どうせもう、グラントリノには少女との関係はバレているのだから、少女との距離がどれだけ近くとも関係ないだろう。というか、ちょっぴり見せびらかしたかったので、ここぞとばかりに私は少女と身体を密着させた。
「ありがとうございました!帰ったら直ぐにグラントリノに送りますね!」
「あ、できたら私にも送ってくれるかな?少女と二人で撮ったの初めてだからさ、私も持ってたいから」
「え!?あ、はい!分かりました」
「うん。それじゃあ待ってるから……気をつけて帰りなさいね」
「はい。遅くまでお邪魔してしまってすみませんでした。また学校で」
せっかくだから自分もその写真が欲しいと頼み、玄関先で少女を見送っていたのだが、人通りはそれなりにあるが、明るい時間に比べればかなり少なく少女の帰り道は不用心だ。最近は敵の出現も増えていて、治安も悪化している。
少女を心配する気持ち六割。
離れがたい気持ち三割。
轟少年に張り合う気持ち一割。
「……(ジッー)」
「八木さん?」
「ねぇ、緑谷少女。本当に送って行かなくて平気?おじさん送って行きたいんだけど……」
「八木さんはおじさんじゃありません!ってばもう〜!!後、ちゃんと一人で帰れますから大丈夫です!」
グルグルする複数の気持ちを集約して、確認がてら再度申し出た提案は、すっぱりと少女に断られてしまった。
少女が提案を断った理由は、簡単に想像がつく。
大方、私に対する遠慮と気遣い。
気持ちは嬉しいが、それも過ぎれば距離を置かれているようで悲しくて寂しい。
だが、少女との関係は隠さなければいけないので、ここで私が一方的に感じる距離を、感情のままに強引に詰めるわけにもいかない。

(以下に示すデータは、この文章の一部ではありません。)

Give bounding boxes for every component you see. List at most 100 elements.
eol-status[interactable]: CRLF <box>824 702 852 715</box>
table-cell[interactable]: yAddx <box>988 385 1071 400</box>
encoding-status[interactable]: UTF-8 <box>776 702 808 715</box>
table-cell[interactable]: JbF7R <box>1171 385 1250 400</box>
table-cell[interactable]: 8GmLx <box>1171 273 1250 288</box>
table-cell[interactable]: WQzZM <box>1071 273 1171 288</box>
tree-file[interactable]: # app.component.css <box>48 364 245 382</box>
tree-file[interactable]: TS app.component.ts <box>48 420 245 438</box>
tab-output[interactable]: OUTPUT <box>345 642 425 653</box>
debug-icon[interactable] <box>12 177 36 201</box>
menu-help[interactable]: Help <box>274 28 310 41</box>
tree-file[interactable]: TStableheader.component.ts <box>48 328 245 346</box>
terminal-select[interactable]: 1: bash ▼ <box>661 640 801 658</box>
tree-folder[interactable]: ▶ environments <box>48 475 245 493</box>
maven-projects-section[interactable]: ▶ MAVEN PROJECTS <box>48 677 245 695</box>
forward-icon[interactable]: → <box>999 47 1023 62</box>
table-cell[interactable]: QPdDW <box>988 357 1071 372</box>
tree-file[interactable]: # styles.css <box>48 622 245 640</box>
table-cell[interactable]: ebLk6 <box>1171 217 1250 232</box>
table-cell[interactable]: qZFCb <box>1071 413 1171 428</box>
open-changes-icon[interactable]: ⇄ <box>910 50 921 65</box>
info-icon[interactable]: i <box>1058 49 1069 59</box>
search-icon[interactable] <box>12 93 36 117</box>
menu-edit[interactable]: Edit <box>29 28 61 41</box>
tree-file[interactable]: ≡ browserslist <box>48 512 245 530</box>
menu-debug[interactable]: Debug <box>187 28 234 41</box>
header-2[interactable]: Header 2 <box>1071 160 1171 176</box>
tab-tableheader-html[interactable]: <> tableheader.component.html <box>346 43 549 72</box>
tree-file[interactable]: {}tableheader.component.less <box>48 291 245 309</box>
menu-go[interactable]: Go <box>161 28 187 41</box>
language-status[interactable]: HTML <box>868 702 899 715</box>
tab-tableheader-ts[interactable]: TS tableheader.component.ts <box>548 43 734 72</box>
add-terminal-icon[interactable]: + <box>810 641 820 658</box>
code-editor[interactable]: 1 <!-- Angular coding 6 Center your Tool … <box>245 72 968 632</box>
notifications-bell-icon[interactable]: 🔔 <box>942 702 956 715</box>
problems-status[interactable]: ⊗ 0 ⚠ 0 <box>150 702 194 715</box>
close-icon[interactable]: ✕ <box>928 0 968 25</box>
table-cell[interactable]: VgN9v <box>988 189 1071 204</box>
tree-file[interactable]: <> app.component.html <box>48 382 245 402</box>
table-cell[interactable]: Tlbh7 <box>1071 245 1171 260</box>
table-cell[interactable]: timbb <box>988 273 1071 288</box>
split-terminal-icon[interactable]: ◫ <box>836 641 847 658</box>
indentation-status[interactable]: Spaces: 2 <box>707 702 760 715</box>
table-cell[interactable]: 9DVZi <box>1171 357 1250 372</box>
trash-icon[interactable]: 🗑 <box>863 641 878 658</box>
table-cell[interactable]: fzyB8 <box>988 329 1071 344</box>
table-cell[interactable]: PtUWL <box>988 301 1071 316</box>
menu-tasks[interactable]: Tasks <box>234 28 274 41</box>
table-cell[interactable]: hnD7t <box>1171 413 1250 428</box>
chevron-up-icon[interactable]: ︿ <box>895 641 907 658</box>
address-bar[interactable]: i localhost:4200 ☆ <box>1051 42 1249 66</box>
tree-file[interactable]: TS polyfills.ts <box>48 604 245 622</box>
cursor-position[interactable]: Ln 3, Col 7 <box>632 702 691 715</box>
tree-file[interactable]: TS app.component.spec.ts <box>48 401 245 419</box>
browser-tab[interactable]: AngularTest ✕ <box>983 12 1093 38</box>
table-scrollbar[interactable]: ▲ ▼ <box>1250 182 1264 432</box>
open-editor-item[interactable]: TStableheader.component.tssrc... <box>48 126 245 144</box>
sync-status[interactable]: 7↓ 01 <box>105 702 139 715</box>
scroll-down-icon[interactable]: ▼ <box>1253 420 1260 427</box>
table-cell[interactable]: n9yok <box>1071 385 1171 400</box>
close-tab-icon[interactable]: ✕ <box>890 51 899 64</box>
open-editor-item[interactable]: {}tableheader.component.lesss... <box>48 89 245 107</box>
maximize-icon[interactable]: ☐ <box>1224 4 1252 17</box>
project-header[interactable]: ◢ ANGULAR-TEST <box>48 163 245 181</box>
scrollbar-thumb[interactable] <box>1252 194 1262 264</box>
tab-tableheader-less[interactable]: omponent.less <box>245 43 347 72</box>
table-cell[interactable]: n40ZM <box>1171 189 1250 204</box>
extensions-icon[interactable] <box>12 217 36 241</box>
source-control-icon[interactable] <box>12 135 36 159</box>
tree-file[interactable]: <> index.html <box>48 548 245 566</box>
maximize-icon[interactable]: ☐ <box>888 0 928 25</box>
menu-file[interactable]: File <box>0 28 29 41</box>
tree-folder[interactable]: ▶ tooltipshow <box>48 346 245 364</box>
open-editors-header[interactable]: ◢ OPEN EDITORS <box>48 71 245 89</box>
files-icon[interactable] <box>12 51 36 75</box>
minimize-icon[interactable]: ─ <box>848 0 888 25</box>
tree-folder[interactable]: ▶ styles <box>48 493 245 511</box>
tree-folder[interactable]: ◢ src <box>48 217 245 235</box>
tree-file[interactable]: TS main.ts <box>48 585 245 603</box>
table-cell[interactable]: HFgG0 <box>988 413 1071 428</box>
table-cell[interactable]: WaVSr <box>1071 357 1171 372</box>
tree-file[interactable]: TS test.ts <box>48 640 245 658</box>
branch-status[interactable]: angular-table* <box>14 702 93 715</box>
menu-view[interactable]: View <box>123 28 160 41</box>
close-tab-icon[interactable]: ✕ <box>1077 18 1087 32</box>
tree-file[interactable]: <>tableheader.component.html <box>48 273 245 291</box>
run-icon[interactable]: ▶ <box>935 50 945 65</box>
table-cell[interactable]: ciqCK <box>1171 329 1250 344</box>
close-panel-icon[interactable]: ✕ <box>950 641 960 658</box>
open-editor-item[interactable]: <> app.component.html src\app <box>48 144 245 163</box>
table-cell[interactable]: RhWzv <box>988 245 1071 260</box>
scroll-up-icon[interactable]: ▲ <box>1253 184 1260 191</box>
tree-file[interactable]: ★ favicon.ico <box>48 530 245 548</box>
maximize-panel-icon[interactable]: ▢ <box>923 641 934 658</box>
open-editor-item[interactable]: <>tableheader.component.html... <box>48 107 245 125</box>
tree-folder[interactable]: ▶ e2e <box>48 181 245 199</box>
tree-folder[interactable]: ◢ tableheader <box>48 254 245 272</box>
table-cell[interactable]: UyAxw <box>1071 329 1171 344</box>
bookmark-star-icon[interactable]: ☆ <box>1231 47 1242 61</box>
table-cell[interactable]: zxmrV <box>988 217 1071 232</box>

だから私は、寂しげな少女の笑顔に気付かないフリをして、少女と同じように、感じるやるせなさを笑顔で隠すしかなかった。
少女の居なくなった、一人暮らしの部屋の中。感じる物寂しさを誤魔化すように、コーヒー片手に向かったのは寝室のベットサイド。少女が凭れるように眠っていた箇所に腰を下ろし、少女の寝顔を思い返せば、薄っすらとだが、少女の気配が残っているように感じた。
温かく落ち着く……あの、不思議な気配に、包まれたような気がした。